Although we are in decent shape for retirement supposedly on the financial front, and our current home was paid off long ago, the FA said we should not take out a mortgage with it's corresponding closing costs and so on. And then there is the carrying costs of owning two places until our main home sells. That we should wait until our home sells to buy something else. We don't know what our final sale price on our home would be and we do not know how long it would take to sell. Not the answer I wanted to hear, but I figured as much.

Heck- we do not even know where we will end up and this scares me also. The FA said renting for one or two years is ok for us. But what if we rent somewhere we think (or know) we want to live and nothing comes up that we want or can afford to buy? What if we decide we don't like the area or the state? Now we have to pick up again and move somewhere else and move our stored stuff again? This not the type of life we want. We are homebodies, not gypsies.

Dave- at least you have moved a lot so you are used to it. We have not. I actually can understand why most people do not move in retirement. What a hassle! Not to mention leaving family and friends and the community they know.

One thing I do know is I would not want to be a landlord. And I do not want anyone else using my home- 1st or 2nd. I also would not depend on rentals to make things work financially.

My husband has a friend who was also pretty well off (3 pensions between him and his wife) and they bought their Florida home before they sold their NY home. This enabled them to take their time and move their stuff back and forth. Their home here took a long time to sell. It was a decent plain vanilla bi level home in a good school district and it did finally sell, but he was surprised how long it took and then the closing in NY here, unlike in Fla., took long also.
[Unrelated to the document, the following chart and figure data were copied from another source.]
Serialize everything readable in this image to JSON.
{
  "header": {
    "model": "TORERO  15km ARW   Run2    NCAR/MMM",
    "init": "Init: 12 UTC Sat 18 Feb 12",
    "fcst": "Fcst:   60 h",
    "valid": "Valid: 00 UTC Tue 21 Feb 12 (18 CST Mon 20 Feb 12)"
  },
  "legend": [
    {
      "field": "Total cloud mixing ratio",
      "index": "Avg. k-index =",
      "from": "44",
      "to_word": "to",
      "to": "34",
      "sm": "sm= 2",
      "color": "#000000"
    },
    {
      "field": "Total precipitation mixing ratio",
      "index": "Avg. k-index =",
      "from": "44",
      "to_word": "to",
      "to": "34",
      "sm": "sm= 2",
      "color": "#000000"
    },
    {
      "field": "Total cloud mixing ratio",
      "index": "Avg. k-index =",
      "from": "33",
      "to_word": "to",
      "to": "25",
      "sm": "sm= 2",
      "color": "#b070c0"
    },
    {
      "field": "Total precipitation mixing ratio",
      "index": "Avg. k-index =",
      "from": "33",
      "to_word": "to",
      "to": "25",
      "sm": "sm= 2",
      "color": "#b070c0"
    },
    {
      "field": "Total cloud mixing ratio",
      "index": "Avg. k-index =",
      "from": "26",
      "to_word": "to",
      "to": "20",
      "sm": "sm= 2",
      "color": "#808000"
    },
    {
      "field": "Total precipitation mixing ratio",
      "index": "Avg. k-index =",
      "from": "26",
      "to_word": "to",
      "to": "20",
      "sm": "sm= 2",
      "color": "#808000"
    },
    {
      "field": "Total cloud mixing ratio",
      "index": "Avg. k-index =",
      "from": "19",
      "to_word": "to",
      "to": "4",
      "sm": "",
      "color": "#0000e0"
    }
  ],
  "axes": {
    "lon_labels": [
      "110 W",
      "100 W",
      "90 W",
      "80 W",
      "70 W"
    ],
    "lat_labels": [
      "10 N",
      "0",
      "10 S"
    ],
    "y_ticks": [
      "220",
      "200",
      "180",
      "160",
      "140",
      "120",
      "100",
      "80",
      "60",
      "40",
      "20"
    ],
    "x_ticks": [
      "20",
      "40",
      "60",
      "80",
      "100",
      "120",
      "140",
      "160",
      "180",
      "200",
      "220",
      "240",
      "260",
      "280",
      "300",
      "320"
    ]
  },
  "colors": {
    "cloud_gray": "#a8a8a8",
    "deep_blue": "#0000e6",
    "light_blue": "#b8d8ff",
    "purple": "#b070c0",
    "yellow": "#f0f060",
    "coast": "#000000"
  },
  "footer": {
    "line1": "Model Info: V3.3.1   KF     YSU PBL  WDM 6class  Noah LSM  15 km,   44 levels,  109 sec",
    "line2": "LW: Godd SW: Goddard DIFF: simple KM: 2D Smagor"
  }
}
We do know another couple that is thinking of buying a full ownership at a timeshare resort in the Northeast and using that for now and when they retire and renting it also, and eventually getting something for winters in Florida and go back and forth as snowbirds.

Seems we know a lot of people who have second homes and also who were able to buy their retirement home before selling their current home. I wish we could too. We feel kind of left out....

I would love to buy a summer fractional ownership at Riverwalk in NH- May through October (not sure they even have any of these left. Most are 9 weeks with off seasons thrown in. No thanks) and just keep our home to avoid this whole thing. But- I know we can't financially. Also- could be very risky buying full or fractional ownership in a timeshare resort. Sometimes I wish I could just throw caution to the wind....

It all comes down to money and how much risk you feel comfortable with. The numbers have to add up so you won't put your retirement into jeopardy. Just be careful. I am sure everything will work out in the end no matter what you decide.